Kolera nedeniyle büyük bir mezarlığa dönüştürülen alanın, Galata ve Tepebaşı civarındaki mezarlıklarla da bağlantısı kesildi. Bu nedenle Avrupalılar Galata ve Tepebaşı'ndaki mezarlığı "Petit Champ des Morts" yani "Küçük Mezarlık", Taksim ve civarını ise "Champ des Morts" yani "Büyük Mezarlık" olarak isimlendiriyordu.

Mezarlığın içerisinde hemen her milletin ayrı alanları vardı;

Parmakkapı Sokağından, Taksim'e ve oradan da Talimhane Meydanına doğru uzanan bölge Rumların..

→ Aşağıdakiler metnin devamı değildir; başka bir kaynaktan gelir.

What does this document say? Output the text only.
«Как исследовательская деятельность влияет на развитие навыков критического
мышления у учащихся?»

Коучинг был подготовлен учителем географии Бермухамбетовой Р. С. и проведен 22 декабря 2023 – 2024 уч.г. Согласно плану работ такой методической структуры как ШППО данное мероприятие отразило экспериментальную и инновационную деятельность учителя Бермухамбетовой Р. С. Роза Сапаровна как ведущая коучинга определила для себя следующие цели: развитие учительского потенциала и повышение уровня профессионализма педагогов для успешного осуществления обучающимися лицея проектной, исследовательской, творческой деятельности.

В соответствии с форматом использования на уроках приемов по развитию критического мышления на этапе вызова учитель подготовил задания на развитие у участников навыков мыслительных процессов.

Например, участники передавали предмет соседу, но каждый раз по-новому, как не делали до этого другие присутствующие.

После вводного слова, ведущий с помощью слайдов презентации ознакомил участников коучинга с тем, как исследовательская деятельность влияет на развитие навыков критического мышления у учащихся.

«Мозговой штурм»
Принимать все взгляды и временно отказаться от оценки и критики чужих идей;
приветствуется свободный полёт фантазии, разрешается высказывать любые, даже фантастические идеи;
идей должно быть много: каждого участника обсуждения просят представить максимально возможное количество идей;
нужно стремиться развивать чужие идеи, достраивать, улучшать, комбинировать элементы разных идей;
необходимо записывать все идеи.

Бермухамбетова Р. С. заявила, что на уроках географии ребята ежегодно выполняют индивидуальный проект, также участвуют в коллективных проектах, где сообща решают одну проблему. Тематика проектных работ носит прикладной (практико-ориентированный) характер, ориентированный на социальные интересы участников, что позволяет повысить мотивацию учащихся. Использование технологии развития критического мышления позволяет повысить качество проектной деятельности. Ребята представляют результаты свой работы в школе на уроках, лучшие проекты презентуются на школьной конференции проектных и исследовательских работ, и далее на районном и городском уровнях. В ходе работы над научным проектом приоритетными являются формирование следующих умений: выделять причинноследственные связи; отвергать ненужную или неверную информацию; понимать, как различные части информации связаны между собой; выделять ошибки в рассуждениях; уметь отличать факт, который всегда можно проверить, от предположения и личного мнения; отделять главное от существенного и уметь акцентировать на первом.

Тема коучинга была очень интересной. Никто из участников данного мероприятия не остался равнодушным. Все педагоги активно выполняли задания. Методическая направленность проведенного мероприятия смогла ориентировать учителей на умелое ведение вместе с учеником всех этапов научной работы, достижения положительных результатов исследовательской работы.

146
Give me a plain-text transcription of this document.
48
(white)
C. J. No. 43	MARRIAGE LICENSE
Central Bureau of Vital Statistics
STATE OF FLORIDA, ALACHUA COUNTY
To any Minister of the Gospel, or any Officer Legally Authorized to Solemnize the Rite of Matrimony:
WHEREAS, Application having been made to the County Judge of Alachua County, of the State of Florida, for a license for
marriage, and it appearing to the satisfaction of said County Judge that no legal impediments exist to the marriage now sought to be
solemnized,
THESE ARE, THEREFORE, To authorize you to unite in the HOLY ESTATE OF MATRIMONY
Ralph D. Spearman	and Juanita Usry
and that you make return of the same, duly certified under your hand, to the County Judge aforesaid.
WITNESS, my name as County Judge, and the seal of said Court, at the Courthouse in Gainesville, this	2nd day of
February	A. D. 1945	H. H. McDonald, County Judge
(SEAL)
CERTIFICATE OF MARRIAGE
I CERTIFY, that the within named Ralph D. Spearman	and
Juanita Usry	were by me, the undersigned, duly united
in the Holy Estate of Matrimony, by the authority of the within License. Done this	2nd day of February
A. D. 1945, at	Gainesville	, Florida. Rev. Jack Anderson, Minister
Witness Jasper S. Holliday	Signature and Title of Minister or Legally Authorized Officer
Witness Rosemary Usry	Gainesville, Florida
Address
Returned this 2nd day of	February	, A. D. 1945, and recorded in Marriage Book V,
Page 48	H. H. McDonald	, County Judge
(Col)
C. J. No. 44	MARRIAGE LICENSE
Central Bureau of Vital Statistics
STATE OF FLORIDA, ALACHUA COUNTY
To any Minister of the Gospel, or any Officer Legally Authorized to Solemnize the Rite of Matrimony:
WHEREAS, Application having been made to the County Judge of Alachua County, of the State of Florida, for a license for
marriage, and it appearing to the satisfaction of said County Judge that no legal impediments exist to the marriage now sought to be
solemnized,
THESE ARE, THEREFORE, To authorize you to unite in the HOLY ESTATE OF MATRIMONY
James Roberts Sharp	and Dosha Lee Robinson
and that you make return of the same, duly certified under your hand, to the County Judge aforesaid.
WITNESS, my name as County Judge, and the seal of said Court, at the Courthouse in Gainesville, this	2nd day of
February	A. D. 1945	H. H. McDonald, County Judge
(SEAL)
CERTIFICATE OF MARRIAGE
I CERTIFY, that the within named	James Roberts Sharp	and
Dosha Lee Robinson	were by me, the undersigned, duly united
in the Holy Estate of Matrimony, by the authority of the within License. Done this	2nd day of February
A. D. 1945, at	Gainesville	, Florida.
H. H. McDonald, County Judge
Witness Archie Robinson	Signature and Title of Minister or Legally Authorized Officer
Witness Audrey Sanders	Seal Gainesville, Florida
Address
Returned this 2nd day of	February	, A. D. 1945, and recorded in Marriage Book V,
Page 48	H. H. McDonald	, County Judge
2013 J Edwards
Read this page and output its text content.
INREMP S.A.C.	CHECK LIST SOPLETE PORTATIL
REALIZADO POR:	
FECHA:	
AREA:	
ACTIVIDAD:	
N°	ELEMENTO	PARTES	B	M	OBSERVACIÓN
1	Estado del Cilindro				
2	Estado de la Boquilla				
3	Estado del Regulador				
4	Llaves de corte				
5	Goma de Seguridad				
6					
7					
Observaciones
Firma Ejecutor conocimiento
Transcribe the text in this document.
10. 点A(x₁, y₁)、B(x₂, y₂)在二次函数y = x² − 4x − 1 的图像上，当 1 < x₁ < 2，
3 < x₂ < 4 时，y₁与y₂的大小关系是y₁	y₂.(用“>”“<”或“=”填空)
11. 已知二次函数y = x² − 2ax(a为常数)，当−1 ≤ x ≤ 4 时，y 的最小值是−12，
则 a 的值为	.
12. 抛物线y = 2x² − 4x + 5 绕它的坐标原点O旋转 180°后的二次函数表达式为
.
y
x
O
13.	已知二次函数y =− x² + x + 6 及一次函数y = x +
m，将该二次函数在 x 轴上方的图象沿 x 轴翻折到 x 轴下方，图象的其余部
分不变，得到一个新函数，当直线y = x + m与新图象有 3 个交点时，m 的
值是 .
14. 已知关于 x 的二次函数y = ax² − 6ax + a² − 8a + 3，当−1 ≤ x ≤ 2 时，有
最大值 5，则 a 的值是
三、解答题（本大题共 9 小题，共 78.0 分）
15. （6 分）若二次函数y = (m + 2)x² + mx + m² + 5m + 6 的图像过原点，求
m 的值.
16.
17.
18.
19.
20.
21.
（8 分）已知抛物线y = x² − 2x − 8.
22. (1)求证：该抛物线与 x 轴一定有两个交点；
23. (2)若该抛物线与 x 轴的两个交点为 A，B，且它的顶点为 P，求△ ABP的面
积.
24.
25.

Bugün Gezi Parkı'nın olduğu alandan Harbiye'ye doğru uzanan alan Ermenilerin..

Taksim'den Cihangir'e doğru olan ve solda kalan kısım Latinlerin..

Ayaspaşa'dan Dolmabahçe'ye bugün büyük tartışmalara neden olan Gezi Parkı'nın da bir bölümü neredeyse Osmanlı'nın son yıllarına değin Ermeni Mezarlığı olarak kullanılıyordu..

Ermenice bazı kaynakların kaydettiğine göre bu alan, Kanuni Sultan Süleyman'ı Budin Seferi sırasında zehirlenmekten kurtaran Vanlı ermeni aşçısı Manuk Karaseferyan vasıtasıyla Ermeni cemaatine verilmişti.

1774-1789 yılları arasında saltanat süren ve ordunun modernleştirilmesi için büyük atılımlarda bulunan Sultan I. Abdülhamid, Topçu Birlikleri için Taksim ile bu Ermeni mezarlığını birbirinden ayıran 'ahşap' bir kışla inşa ettirdi.

1794'de bu ahşap kışla yanarak yok olunca, III. Selim, saray mimarı Kirkor Balyan'a, aynı bölgede betonarme ve modern bir kışla inşa ettirtmiş ve inşaat ancak 1806'da bitebilmiştir.. ki, bu yapı, bugün tekrar inşa edilmesi tartışılan kışlanın ilk halidir.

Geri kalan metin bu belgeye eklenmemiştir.